• öncelikle (bkz: göbeklitepe)

    bir ihtimal.

    bize tarih adı altında öğretilen her şeyin "tarih bilimi sistematiği" adı altında sistematik olarak yalanlar üzerine kurulu olması ihtimalidir.
  • tarih öğreten biri olarak ,içine düştüğüm büyük paradokstur...
  • tarihi kazananlar yazar.
    -winston churchill

    tarih üzerinde mutabık kaldığımız yalanlardır.
    -*

    tarihten tek öğrendiğimiz tarihten hiçbir şey öğrenememiş olmamız.
    -george bernard shaw
  • günümüze ulaşan yapılar ve yazıtlardan anlaşılacağı üzere eski ve kadim medeniyetler için sanattan, edebiyattan ve mühendislikten iyi anladıklarını söyleyebiliriz. 1500 yıl önce bırakılan yazılar hala günümüzde insanlık tarafından biliniyor ve hatta yazılanlar uygulanıyorsa, insanlık sıfır noktasında bile tam anlamıyla "sıfır" değilmiş demektir.
  • öğretilen tarihin içinde isteyerek veya istemeyerek yapılmış bir çok yalan, yanlış olabilir. ama bu öğretilen tarihi tümden yalan yapmaz. içinde yalan ve yanlışlar olduğu için tarihi öğrenmemezlik yapılmamalı. tarihi ne kadar iyi bilirsek, içindeki yanlışları bulabilir, doğru olanları anlayabiliriz. günümüzde bile aldığımız çoğu haberin içinde bir miktar yalan, yanlış varken, yüzlerce yıl önce olmuş olayların tarihi bilgisinde büyük ihtimal daha çok hata vardır.
  • tarih biliminin fonksiyonu bir ideolojiye hizmet etmektir zaten. sadece bize öğretilen tarih değil, bir almana, japona ya da kolombiyalıya öğretilen tarih de bir sürü yalan (hadi daha hafif bir deyimle taraflı diyelim) bilgi ve yorum içermek zorundadir malesef.
  • boyle diyince sanki bir grup insan cember olusturup ,ellerini cemberin icinde ust uste koyup " hadi beyler simdi butun yalan yanlis bilgileri her yere yayiyoruz oooooooh 1-2-3 yalan tariih wooo" diye slogan atip dunyaya yayildiklarini saniyoruz.
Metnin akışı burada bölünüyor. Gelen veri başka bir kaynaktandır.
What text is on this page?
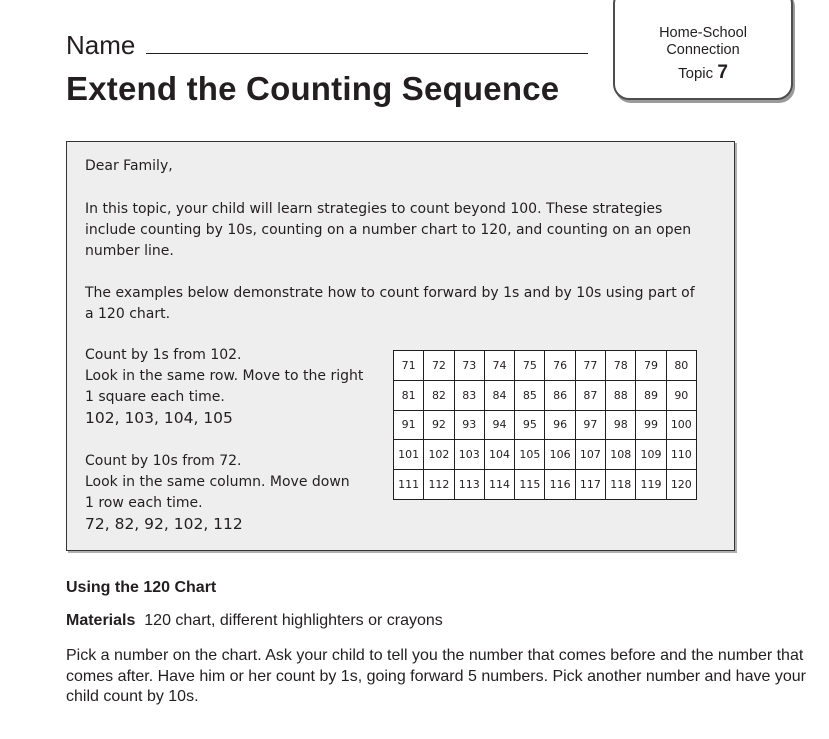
Name
Extend the Counting Sequence
Home-School
Connection
Topic 7
Dear Family,
In this topic, your child will learn strategies to count beyond 100. These strategies include counting by 10s, counting on a number chart to 120, and counting on an open number line.
The examples below demonstrate how to count forward by 1s and by 10s using part of a 120 chart.
Count by 1s from 102.
Look in the same row. Move to the right
1 square each time.
102, 103, 104, 105
Count by 10s from 72.
Look in the same column. Move down
1 row each time.
72, 82, 92, 102, 112
71	72	73	74	75	76	77	78	79	80
81	82	83	84	85	86	87	88	89	90
91	92	93	94	95	96	97	98	99	100
101	102	103	104	105	106	107	108	109	110
111	112	113	114	115	116	117	118	119	120
Using the 120 Chart
Materials 120 chart, different highlighters or crayons
Pick a number on the chart. Ask your child to tell you the number that comes before and the number that comes after. Have him or her count by 1s, going forward 5 numbers. Pick another number and have your child count by 10s.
    geldi mi gozunun onune, cok sacma degil mi?

    benim kisisel nacizane teorim sudur;

    - bize ogretilen tarih yalan degil ama eksiktir. neden eksiktir sorusunun cevabini aradiginizda da karsilasacaginiz sey komplo teorileridir.

    bu baslik gobeklitepe basligindan buraya yonlendirilmis bir baslik. acin gobeklitepe hakkinda okuyun yarisi komplo teorisi iceren seyler cunku pek kabul gormeyen bir gercek var ki o da , tarihciler de arkeolaglar da tam olarka neyin olup bittigini bilmiyorlar , teorileri uzerinden cikarim yapiyorlar.

    cunku "bilinen" ya da "anlatilan" tarihi bilenler ya da anlatanlar dahi tam olark bilmiyor, bilemiyor...

    emrah safa gurkan'a , hocam x koyunde dunyanin en buyuk ekmegini yapmislar 1754 te dogru mu? diye bir soru sordugun zaman alacagin cevap;

    - x koyunde o ulkenin en buyuk degirmeni varmis ve buraya a'dan ve b' den siklikla bugday tasinirmis. demek ki sartlar en buyuk ekmegi yapmaya uygun o yuzden evet yapmis olabilirler ancak olmayabilir de..

    tarihci yaklasimi ve anlatimi budur...elinde bir kaynak yoksa alacagin cevap bu kadardir.

    gobeklitepe'den su anda hepimizin alacagi cevaplar da bu minvalde olacaktir.

    tarih yalandir diyemezsiniz kaynaklarla bilinebilen ya da tahmin edilmeye calisilan tarih vardir. hepsi bu.